Arrivés au sommet, un petit groupe de chocards à bec jaune (Pyrrhocorax graculus) nous rejoignent. Constatent l'absence de pique-nique dans nos sacs et le fait que nous ne comptions pas partager notre casse-dalle d'acension, ils nous abandonne au profit d'une pente herbeuse riche en insectes caprophages suite au passage d'un troupeau de chèvres et au nombreuses bouses des vaches d'alpages pâturant sur le secteur.
Emblème des montagnes, la carline acaule (Carlina acaulis). On ne serait la traiter de chardon, mais reste une proche cousine de ces derniers.

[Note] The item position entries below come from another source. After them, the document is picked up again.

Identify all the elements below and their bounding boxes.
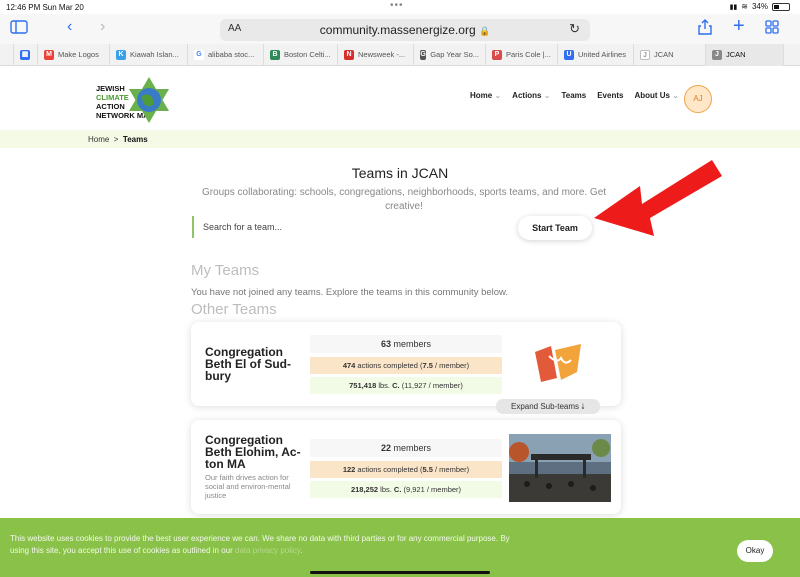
- chevron-down-icon: ⌄: [543, 91, 551, 100]
- new-tab-icon[interactable]: +: [733, 16, 745, 36]
- bookmark-item[interactable]: J JCAN: [634, 43, 706, 66]
- sidebar-icon[interactable]: [10, 20, 28, 39]
- cookie-banner: This website uses cookies to provide the…: [0, 518, 800, 577]
- bookmark-favicon: G: [194, 49, 204, 60]
- nav-actions[interactable]: Actions ⌄: [512, 91, 550, 100]
- tab-overview-icon[interactable]: [765, 20, 779, 39]
- team-search-input[interactable]: Search for a team...: [192, 216, 492, 238]
- team-card[interactable]: Congregation Beth El of Sud-bury 63 memb…: [191, 322, 621, 406]
- status-icons: ▮▮ ≋ 34%: [730, 2, 790, 11]
- bookmark-item[interactable]: M Make Logos: [38, 43, 110, 66]
- user-avatar[interactable]: AJ: [684, 85, 712, 113]
- breadcrumb-separator: >: [113, 135, 119, 144]
- bookmark-favicon: U: [564, 49, 574, 60]
- nav-home[interactable]: Home ⌄: [470, 91, 501, 100]
- back-icon[interactable]: ‹: [67, 18, 72, 36]
- bookmarks-bar: ▦ M Make Logos K Kiawah Islan... Galibaba …: [0, 43, 800, 66]
- expand-sub-teams-button[interactable]: Expand Sub-teams ⭣: [496, 399, 600, 414]
- bookmark-item[interactable]: N Newsweek -...: [338, 43, 414, 66]
- bookmark-favicon: G: [420, 49, 427, 60]
- nav-teams[interactable]: Teams: [561, 91, 586, 100]
- other-teams-heading: Other Teams: [191, 301, 277, 318]
- lock-icon: 🔒: [478, 26, 491, 36]
- browser-toolbar: ‹ › AA community.massenergize.org 🔒 ↻ +: [0, 14, 800, 44]
- bookmark-item-active[interactable]: J JCAN: [706, 43, 784, 66]
- home-indicator[interactable]: [310, 571, 490, 574]
- bookmark-reading-icon[interactable]: ▦: [14, 43, 38, 66]
- no-teams-message: You have not joined any teams. Explore t…: [191, 287, 509, 298]
- share-icon[interactable]: [698, 19, 712, 40]
- bookmark-item[interactable]: G Gap Year So...: [414, 43, 486, 66]
- bookmark-item[interactable]: K Kiawah Islan...: [110, 43, 188, 66]
- status-time: 12:46 PM Sun Mar 20: [6, 3, 84, 12]
- battery-icon: [772, 2, 790, 11]
- my-teams-heading: My Teams: [191, 262, 260, 279]
- signal-icon: ▮▮: [729, 3, 738, 11]
- bookmark-favicon: N: [344, 49, 354, 60]
- nav-events[interactable]: Events: [597, 91, 623, 100]
- team-carbon-stat: 218,252 lbs. C. (9,921 / member): [310, 481, 502, 498]
- battery-percent: 34%: [751, 2, 768, 11]
- bookmark-favicon: J: [640, 49, 650, 60]
- cookie-message: This website uses cookies to provide the…: [10, 534, 510, 555]
- main-nav: Home ⌄ Actions ⌄ Teams Events About Us ⌄: [470, 91, 679, 100]
- team-actions-stat: 122 actions completed (5.5 / member): [310, 461, 502, 478]
- cookie-okay-button[interactable]: Okay: [737, 540, 773, 562]
- bookmark-item[interactable]: Galibaba stoc...: [188, 43, 264, 66]
- address-bar[interactable]: AA community.massenergize.org 🔒 ↻: [220, 19, 590, 41]
- team-logo-hands-icon: [535, 344, 581, 382]
- multitask-dots-icon[interactable]: •••: [390, 0, 404, 11]
- bookmark-favicon: M: [44, 49, 54, 60]
- team-description: Our faith drives action for social and e…: [205, 473, 291, 500]
- bookmark-favicon: B: [270, 49, 280, 60]
- breadcrumb-home[interactable]: Home: [88, 135, 109, 144]
- forward-icon[interactable]: ›: [100, 18, 105, 36]
- bookmarks-spacer: [0, 43, 14, 66]
- bookmark-favicon: J: [712, 49, 722, 60]
- privacy-policy-link[interactable]: data privacy policy: [235, 546, 300, 555]
- team-members-stat: 22 members: [310, 439, 502, 457]
- team-photo-image: [509, 434, 611, 502]
- nav-about-us[interactable]: About Us ⌄: [634, 91, 679, 100]
- url-text: community.massenergize.org 🔒: [319, 23, 491, 37]
- bookmark-item[interactable]: B Boston Celti...: [264, 43, 338, 66]
- team-actions-stat: 474 actions completed (7.5 / member): [310, 357, 502, 374]
- page-subtitle: Groups collaborating: schools, congregat…: [201, 187, 607, 212]
- breadcrumb-current: Teams: [122, 135, 148, 144]
- bookmark-favicon: K: [116, 49, 126, 60]
- team-card[interactable]: Congregation Beth Elohim, Ac-ton MA Our …: [191, 420, 621, 514]
- chevron-down-icon: ⌄: [672, 91, 679, 100]
- team-carbon-stat: 751,418 lbs. C. (11,927 / member): [310, 377, 502, 394]
- star-globe-logo-icon[interactable]: [124, 75, 174, 125]
- team-name[interactable]: Congregation Beth El of Sud-bury: [205, 346, 301, 382]
- wifi-icon: ≋: [741, 2, 748, 11]
- start-team-button[interactable]: Start Team: [518, 216, 592, 240]
- chevron-down-icon: ⌄: [494, 91, 502, 100]
- team-members-stat: 63 members: [310, 335, 502, 353]
- red-arrow-annotation-icon: [594, 160, 722, 236]
- bookmark-favicon: P: [492, 49, 502, 60]
- reload-icon[interactable]: ↻: [569, 21, 580, 37]
- status-bar: 12:46 PM Sun Mar 20 ••• ▮▮ ≋ 34%: [0, 0, 800, 14]
- bookmark-item[interactable]: U United Airlines: [558, 43, 634, 66]
- team-name[interactable]: Congregation Beth Elohim, Ac-ton MA: [205, 434, 309, 470]
- bookmark-item[interactable]: P Paris Cole |...: [486, 43, 558, 66]
- breadcrumb: Home > Teams: [0, 130, 800, 148]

Protégée en France, on continue dans certains patelins de l'utiliser pour décor les portes des maisons mais aussi, de consommer les boutons floraux comme on pourrait le faire avec de jeunes artichauts, ce qui ne va pas sans participer à la diminution voire disparition de l'espèce.
Il est temps de descendre dans la plaine, non sans jeter un dernier coup d'oeil au monastère de la Grande Chartreuse et sans avoir fait le plein de Serac à la fromagerie et avoir pris en coulis de framboise de quoi tenir tout l'hiver, n'ayant pas eu la chance de pouvoir partir faire nos récoltes estivales comme nous aimons tant le faire. La prochaine montée sera pour le printemps 2020, quand la chasse sera finie et le manteau neigeux parti.